Greetings Fredonia Hill Family,
I pray you have been as blessed as I have in the reading of Psalm 119. Each day has been significant as the Holy Spirit has highlighted the Psalmists absolute love for the Lord and his commandments.
I have certainly been challenged as it seems like in each section the Psalmists is speaking of how much he loves being obedient to God’s law. His constant request is to know God in a deeper way in order to live by His commandments more fully.
I was particularly struck by the reading from October 20. Take a look at Psalm 119:67, “Before I was afflicted I went astray, but now I keep your word.” Look also at Psalm 119: 71-72, “It is good for me that I was afflicted, that I might learn your statutes. The law of your mouth is better to me than thousands of gold and silver pieces.”

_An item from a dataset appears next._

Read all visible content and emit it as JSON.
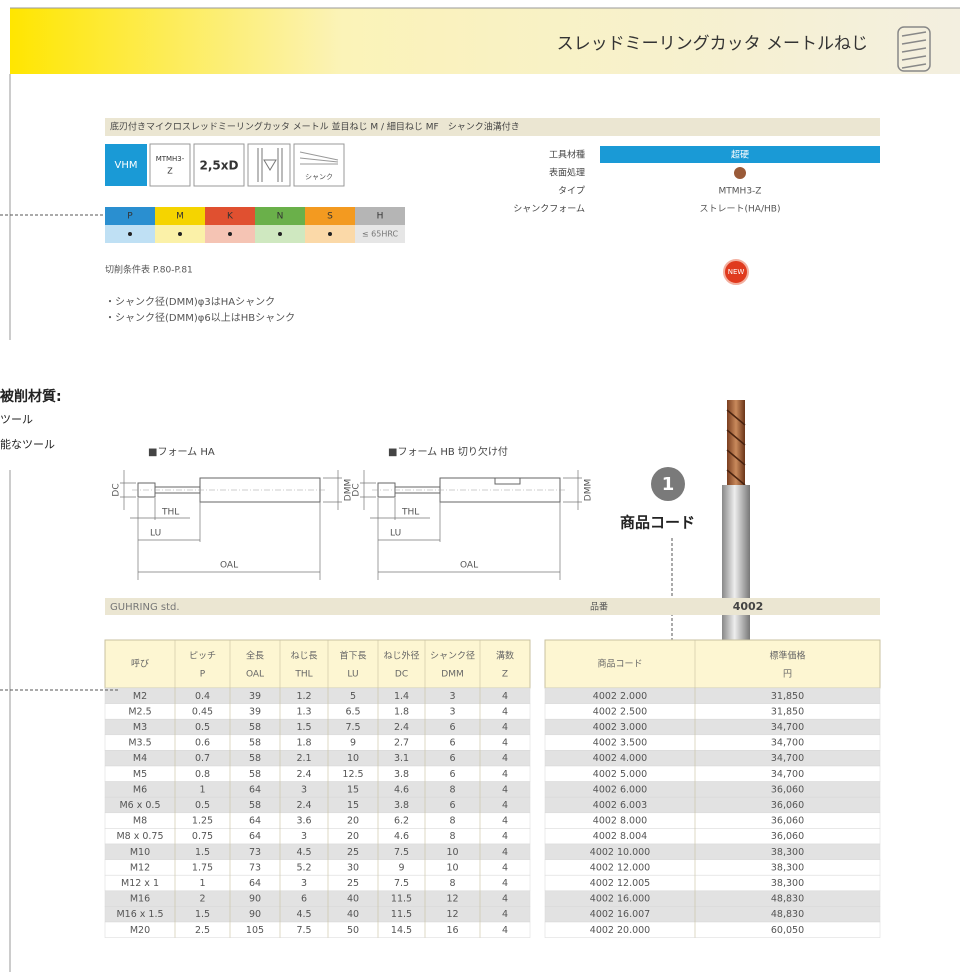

Let’s start off by clarifying what he is NOT saying. He is NOT saying that affliction is better than times when we aren’t being afflicted. He’s not recommending, as some may say, that we are to be constantly afflicted as that is the only way to truly walk after Christ. However, he is making a statement about affliction and the power it has to draw us near to the Lord if we so allow.
Take another look at verse 71. “It is good for me that I was afflicted, that I might learn your statutes.” What could possibly be good about affliction? The short answer is nothing. There is nothing about being afflicted that is better or worse than not being afflicted. The key in understanding this passage is understanding the goodness of a God who would allow affliction that we might know Him more.
A verse that I lean on heavily comes out of Romans 8:28. It says, “all things work together for the good of those who love God, to them who are called according to His purpose.” From this passage and from the story of Job we know that nothing can come into our lives without first passing through the approval of God and His goodness. For the believer, all things are allowed by His goodness and He never allows anything in our lives which we cannot, by His power, withstand.
So what we read from the Psalmist is his recognition of the goodness of God in the midst of his affliction. The Psalmist knows the goodness of the affliction comes from the God who allowed it into his life.
It is in these seasons of momentary affliction that we find out where our true substance lies. It’s in these moments that we know what things we hold the most dear. If you’re enduring a season of affliction right now, my prayer is that you would find peace in the one who allowed it. It has not come because you have done something wrong or because God is mad at you. It has come because of quite the opposite - He loves you. It’s in His great love and goodness that He allows circumstances to occur which stretch and pull us. His desire is that in those moments we might know Him in a deeper and more intimate way. This is the gift of affliction. At the end, we realize how deeply rewarding it is to know Him more.